Gather a small group to think about issues:
(The following questions will help you plan your itinerary.)
- When do you want to go on the trip?
- Costwise: High season is spring, October and Christmas
- Weatherwise: It is very hot and dry in the summer (June through August). It is rainy and cold in Jerusalem and other hill country towns in the winter (December through March)
- How long will you stay?
- Ten days to two weeks is recommended although some groups may wish to stay longer. If the group only wants to stay one week, you might use a standard tour and make some additions such as speakers, church visits, and other experiences.
- How many persons do you want in the group?
- Fifteen is ideal and thirty is the maximum for good participation. Larger groups should be split into small groups.
- What are the basic reasons for your trip?
- study tour
- solidarity with Palestinians
- fact finding delegation
- pilgrimage group
- work camp
- future project funders
- people-to-people visit
- Bible study
- What places or sites do you especially want to include?
- How much of your time do you want to be sight-seeing as a group? How much time do you want to spend on visiting institutions or organizations? How much of your time do you want to spend in dialogue with local people? What about work camp projects?
- How strenuous do you want the trip?
- How much free time will you include? How many evening meetings do you want?
- What subjects or issues should be included?
- Middle Eastern Churches
- Jewish organizations and activities
- Christian organizations and activities
- Muslim organizations and activities
- inter-religious organizations and activities
- human rights
- environmental issues
- women’s issues
- peace and justice concerns
- separation barrier (wall)
- health issues
- educational issues
- social services and NGOs (non-governmental organizations)
- development projects
- minority groups in Israel and Palestine
- work with persons who are disabled
- Palestinian refugees and refugee camps
- archeology (beyond visiting sites)
- Israeli settlements on confiscated Palestinian land
- Israeli Arabs (Christians, Muslims and Druse)
- Israeli politics
- Palestinian politics
Sketch out an itinerary and begin work with travel agencies and contacts
Use the information gathered above to draw up a tentative itinerary but be general at this point. This is only the first itinerary and probably will change as you go along and even after you are in the country.
There are some travel guides listed on the section on books. Plan action experiences such as visiting a village or talking with refugees as well as listening to speakers and visiting sites. But be flexible since it is difficult to pin speakers down in that part of the world very far in advance.
Work with a primary contact in the country (for example, your denominational offices or a travel agent) so that there will be coordination. You will also need to pay attention to what days in the week people from various religious groups would be willing to meet you. (See Tips for Trips for information about holy days and holidays.)

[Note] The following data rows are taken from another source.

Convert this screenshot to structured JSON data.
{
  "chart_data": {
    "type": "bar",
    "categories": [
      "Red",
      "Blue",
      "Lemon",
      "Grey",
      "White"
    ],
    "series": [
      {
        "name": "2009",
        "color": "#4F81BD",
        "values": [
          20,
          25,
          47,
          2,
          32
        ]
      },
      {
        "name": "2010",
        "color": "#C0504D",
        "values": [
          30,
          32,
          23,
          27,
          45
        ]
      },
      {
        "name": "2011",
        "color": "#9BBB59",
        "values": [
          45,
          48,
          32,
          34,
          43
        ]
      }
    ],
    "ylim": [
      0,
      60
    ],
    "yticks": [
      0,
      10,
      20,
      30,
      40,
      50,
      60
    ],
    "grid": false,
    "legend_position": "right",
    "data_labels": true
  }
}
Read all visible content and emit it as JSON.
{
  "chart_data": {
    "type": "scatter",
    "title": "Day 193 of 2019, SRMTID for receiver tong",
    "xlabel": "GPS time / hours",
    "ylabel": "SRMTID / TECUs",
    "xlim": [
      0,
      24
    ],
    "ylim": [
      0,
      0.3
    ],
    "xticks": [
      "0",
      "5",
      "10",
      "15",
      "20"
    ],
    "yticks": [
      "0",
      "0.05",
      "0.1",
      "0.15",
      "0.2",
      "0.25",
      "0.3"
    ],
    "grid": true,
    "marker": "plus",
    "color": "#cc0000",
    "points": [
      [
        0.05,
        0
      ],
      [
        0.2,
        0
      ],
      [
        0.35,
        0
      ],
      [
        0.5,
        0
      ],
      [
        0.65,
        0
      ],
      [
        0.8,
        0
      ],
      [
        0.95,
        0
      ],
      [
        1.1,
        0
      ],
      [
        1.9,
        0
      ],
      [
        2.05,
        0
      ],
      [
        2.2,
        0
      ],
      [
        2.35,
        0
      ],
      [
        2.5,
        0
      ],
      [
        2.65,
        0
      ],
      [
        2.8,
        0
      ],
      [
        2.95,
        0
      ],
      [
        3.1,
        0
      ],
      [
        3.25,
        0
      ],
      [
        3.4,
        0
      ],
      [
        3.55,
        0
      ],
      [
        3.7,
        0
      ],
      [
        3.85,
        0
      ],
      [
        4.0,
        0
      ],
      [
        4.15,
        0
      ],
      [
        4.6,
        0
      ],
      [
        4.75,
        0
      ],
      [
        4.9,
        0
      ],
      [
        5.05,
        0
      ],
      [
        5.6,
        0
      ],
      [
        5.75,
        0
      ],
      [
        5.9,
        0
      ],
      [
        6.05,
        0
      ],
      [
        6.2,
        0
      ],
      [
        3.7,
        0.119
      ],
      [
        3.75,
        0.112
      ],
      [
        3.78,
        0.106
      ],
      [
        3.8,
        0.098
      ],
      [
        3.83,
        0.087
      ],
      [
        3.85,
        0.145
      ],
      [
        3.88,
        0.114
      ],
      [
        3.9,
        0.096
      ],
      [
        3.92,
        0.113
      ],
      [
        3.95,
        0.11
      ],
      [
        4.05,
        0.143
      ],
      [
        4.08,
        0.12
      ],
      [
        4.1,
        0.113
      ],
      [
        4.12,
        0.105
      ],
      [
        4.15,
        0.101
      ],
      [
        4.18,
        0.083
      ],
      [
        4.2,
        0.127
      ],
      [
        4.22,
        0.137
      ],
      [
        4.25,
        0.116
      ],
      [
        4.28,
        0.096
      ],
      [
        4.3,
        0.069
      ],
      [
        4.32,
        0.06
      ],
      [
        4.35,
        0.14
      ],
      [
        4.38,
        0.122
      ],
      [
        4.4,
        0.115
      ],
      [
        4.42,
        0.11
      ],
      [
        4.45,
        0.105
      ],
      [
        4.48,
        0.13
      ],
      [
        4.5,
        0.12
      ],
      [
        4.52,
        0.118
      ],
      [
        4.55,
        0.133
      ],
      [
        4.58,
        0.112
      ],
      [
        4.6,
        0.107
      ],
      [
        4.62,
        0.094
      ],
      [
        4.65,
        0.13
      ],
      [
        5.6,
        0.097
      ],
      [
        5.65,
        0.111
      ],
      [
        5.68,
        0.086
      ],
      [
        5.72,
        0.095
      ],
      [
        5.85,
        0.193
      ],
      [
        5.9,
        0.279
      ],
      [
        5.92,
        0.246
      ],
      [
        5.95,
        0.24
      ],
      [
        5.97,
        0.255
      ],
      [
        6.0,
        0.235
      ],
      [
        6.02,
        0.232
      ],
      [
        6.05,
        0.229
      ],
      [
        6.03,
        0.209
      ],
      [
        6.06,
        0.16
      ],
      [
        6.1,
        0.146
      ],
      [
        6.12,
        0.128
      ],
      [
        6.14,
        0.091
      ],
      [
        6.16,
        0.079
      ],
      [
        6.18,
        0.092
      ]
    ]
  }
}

As you set up your itinerary, keep in mind opportunities for reflection and for worship, both as a group and in the local churches. Include cultural events when possible. Try not to have too many appointments in one day. Sometimes you can include a speaker with supper at the hotel rather than after a meal when the group is tired.
Estimate Your Travel Costs
Even if your travel agent is providing you a basic price, you want to be sure you have covered such things as honoraria and donations and you want to be sure which meals are covered and when you will really need transportation or a guide. See section on Estimating Travel Costs.
Recruit people to go on the trip
Your own church is a natural place to start, as well as other nearby congregations or churches where you have contacts. Be clear as to how strenuous the trip will be, since this will not conform to the mass tourism approach. As the leader you will have to be the judge as to whether a person will be able to be a part of the group or not. If, in your judgment a person is not up to the trip physically, it is important to help them find another trip which would be possible. (This must be handled very carefully.) Be clear about the expectations and encourage the group to be flexible.
Set deadlines for signing up, and for payments. Give a receipt for each payment and start a short-term checking account (or let the church or other organization handle the finances). Some deposits will be made in advance to travel agencies, airlines, hotels, etc. Don’t run the money through your personal account.
Plan pre-travel study
Plan pre-travel study for the group, including a bibliography, meetings, films, videos, speakers. Materials are available on this website. See Study Groups for some ideas and a three session pre-travel study. Have your group or individual members decide on some small gifts to bring for speakers and other resource persons. Often something representing your part of the country is most appropriate. Keep your group informed as plans progress and let them take part in decisions wherever possible. You want them to “own” the trip and not just be passive receivers.